You know they're out of control when you set your alarm to go off early on Saturday morning, get dressed in already-dirty clothes, apply bug repellent, put on an old hat and your mud shoes and head out to the garden, which hasn't been weeded recently -- then at the sight of it, you decided to make pancakes or take a walk instead.

It's just too much. The weeds are up to my thighs, my garden a green jungle instead of the carefully defined sections I had tilled and planted earlier this year. Chaos rules. I avoided it all weekend and now the worst... more rain. I'm tempted to go out and just mow between my vegetables and then attack another item on my to-do list. I'll get to it one of these mornings, but at that moment, I felt defeated, picked a few peapods and went back inside.

At the close of a weekend trip to Onset on the Cape about 15 years ago, I noticed a load of seaweed on the beach and decided I'd like to take some home to use as a mulch for my tomatoes. It was the variety that looks like a tangled cassette tape. So I stuffed two trash bags and tossed them into the trunk. (NOTE: Use caution or garden gloves if you do this. Once while doing the same in Narragansett, something pricked my finger and I envisioned a discarded hypodermic needle, but on closer look, I found it to be nothing more than a rose stem.)

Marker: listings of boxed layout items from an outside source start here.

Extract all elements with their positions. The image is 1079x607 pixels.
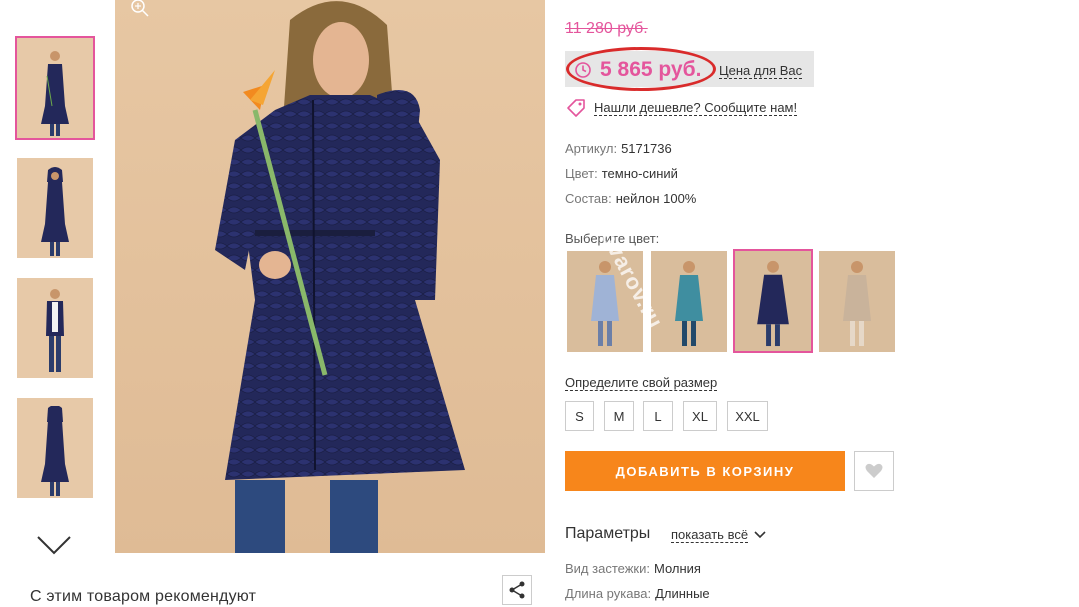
- swatch-figure: [843, 261, 871, 346]
- color-swatch-dark-blue[interactable]: [733, 249, 813, 353]
- parameters-title: Параметры: [565, 525, 651, 542]
- share-icon: [509, 581, 525, 599]
- param-label: Вид застежки:: [565, 561, 650, 576]
- size-button-xxl[interactable]: XXL: [727, 401, 768, 431]
- price-tag-icon: [567, 99, 585, 117]
- chevron-down-icon[interactable]: [754, 530, 766, 540]
- param-value: Молния: [653, 561, 701, 576]
- color-swatch-teal[interactable]: [651, 251, 727, 352]
- thumbnail-4-figure: [38, 405, 72, 498]
- param-label: Длина рукава:: [565, 586, 652, 601]
- size-button-s[interactable]: S: [565, 401, 594, 431]
- price-for-you-link[interactable]: Цена для Вас: [719, 64, 803, 79]
- old-price: 11 280 руб.: [565, 20, 648, 37]
- attr-color: Цвет: темно-синий: [565, 166, 678, 181]
- heart-icon: [865, 463, 883, 478]
- thumbnail-4[interactable]: [17, 398, 93, 498]
- main-product-image[interactable]: [115, 0, 545, 553]
- found-cheaper-link[interactable]: Нашли дешевле? Сообщите нам!: [594, 101, 798, 116]
- share-button[interactable]: [502, 575, 532, 605]
- chevron-down-icon[interactable]: [36, 534, 72, 556]
- size-guide-link[interactable]: Определите свой размер: [565, 376, 718, 391]
- param-sleeve-length: Длина рукава: Длинные: [565, 586, 710, 601]
- swatch-figure: [757, 260, 789, 347]
- thumbnail-1-figure: [38, 46, 72, 138]
- product-page: С этим товаром рекомендуют 11 280 руб. 5…: [0, 0, 1079, 607]
- thumbnail-2[interactable]: [17, 158, 93, 258]
- recommend-title: С этим товаром рекомендуют: [30, 588, 257, 605]
- add-to-cart-button[interactable]: ДОБАВИТЬ В КОРЗИНУ: [565, 451, 845, 491]
- attr-value: темно-синий: [601, 166, 678, 181]
- thumbnail-3[interactable]: [17, 278, 93, 378]
- price-highlight-circle: [566, 47, 716, 91]
- size-button-xl[interactable]: XL: [683, 401, 717, 431]
- param-value: Длинные: [655, 586, 710, 601]
- thumbnail-3-figure: [38, 286, 72, 378]
- attr-composition: Состав: нейлон 100%: [565, 191, 696, 206]
- attr-label: Состав:: [565, 191, 612, 206]
- attr-value: 5171736: [621, 141, 672, 156]
- zoom-icon[interactable]: [130, 0, 150, 18]
- thumbnail-1[interactable]: [15, 36, 95, 140]
- attr-label: Артикул:: [565, 141, 618, 156]
- color-swatch-beige[interactable]: [819, 251, 895, 352]
- size-button-l[interactable]: L: [643, 401, 673, 431]
- show-all-link[interactable]: показать всё: [671, 528, 749, 543]
- size-button-m[interactable]: M: [604, 401, 634, 431]
- attr-value: нейлон 100%: [615, 191, 697, 206]
- model-photo: [215, 1, 465, 553]
- thumbnail-2-figure: [38, 166, 72, 258]
- param-fastener: Вид застежки: Молния: [565, 561, 701, 576]
- attr-label: Цвет:: [565, 166, 598, 181]
- swatch-figure: [675, 261, 703, 346]
- favorite-button[interactable]: [854, 451, 894, 491]
- attr-article: Артикул: 5171736: [565, 141, 672, 156]
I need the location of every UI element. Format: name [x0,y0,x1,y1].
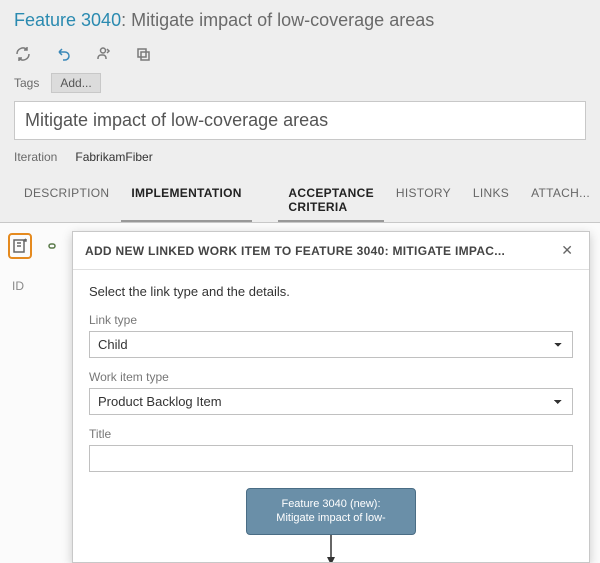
assign-icon[interactable] [94,45,112,63]
title-field-input[interactable] [89,445,573,472]
tab-links[interactable]: LINKS [463,178,519,222]
id-column-header: ID [8,279,64,293]
iteration-value[interactable]: FabrikamFiber [75,150,152,164]
arrow-down-icon [326,535,336,562]
refresh-icon[interactable] [14,45,32,63]
tags-label: Tags [14,76,39,90]
tab-description[interactable]: DESCRIPTION [14,178,119,222]
add-linked-item-dialog: ADD NEW LINKED WORK ITEM TO FEATURE 3040… [72,231,590,563]
tabs: DESCRIPTION IMPLEMENTATION ACCEPTANCE CR… [0,178,600,223]
undo-icon[interactable] [54,45,72,63]
left-rail: ID [0,223,72,563]
work-item-title-line: Feature 3040: Mitigate impact of low-cov… [14,10,586,31]
tab-implementation[interactable]: IMPLEMENTATION [121,178,251,222]
diagram-parent-node: Feature 3040 (new): Mitigate impact of l… [246,488,416,535]
link-type-select[interactable]: Child [89,331,573,358]
feature-title-text: : Mitigate impact of low-coverage areas [121,10,434,30]
work-item-type-select[interactable]: Product Backlog Item [89,388,573,415]
feature-id[interactable]: Feature 3040 [14,10,121,30]
title-input[interactable]: Mitigate impact of low-coverage areas [14,101,586,140]
work-item-type-label: Work item type [89,370,573,384]
dialog-title: ADD NEW LINKED WORK ITEM TO FEATURE 3040… [85,244,505,258]
tab-history[interactable]: HISTORY [386,178,461,222]
title-field-label: Title [89,427,573,441]
link-diagram: Feature 3040 (new): Mitigate impact of l… [89,488,573,562]
link-type-label: Link type [89,313,573,327]
add-tag-button[interactable]: Add... [51,73,100,93]
close-icon[interactable]: ✕ [557,242,577,259]
add-new-linked-item-button[interactable] [8,233,32,259]
dialog-instruction: Select the link type and the details. [89,284,573,299]
copy-icon[interactable] [134,45,152,63]
iteration-label: Iteration [14,150,57,164]
tab-attachments[interactable]: ATTACH... [521,178,600,222]
tab-acceptance[interactable]: ACCEPTANCE CRITERIA [278,178,383,222]
link-existing-item-button[interactable] [40,233,64,259]
toolbar [0,31,600,73]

We were in a heat wave so when I got home from the Cape, the smell of the seaweed was pungent. I placed it all around the bases of my tomato plants. I don't know if the seaweed was responsible, but I had great tomatoes that year and it kept weeds down as well as any mulch would. It was very absorbent, too, unlike the straw I'd always used. In a search to identify the variety of seaweed (I was unsuccessful), I found a recipe for candied seaweed , among others. Somehow, the topic always turns back around to eating...

I use straw for mulch now because we have a rabbit. It's a great mulch, but I didn't put enough in the areas between garden sections where the weeds are now residing comfortably. Only problem with that is I have sunflowers and a few pumpkins in the garden now, too! I can't think of everything.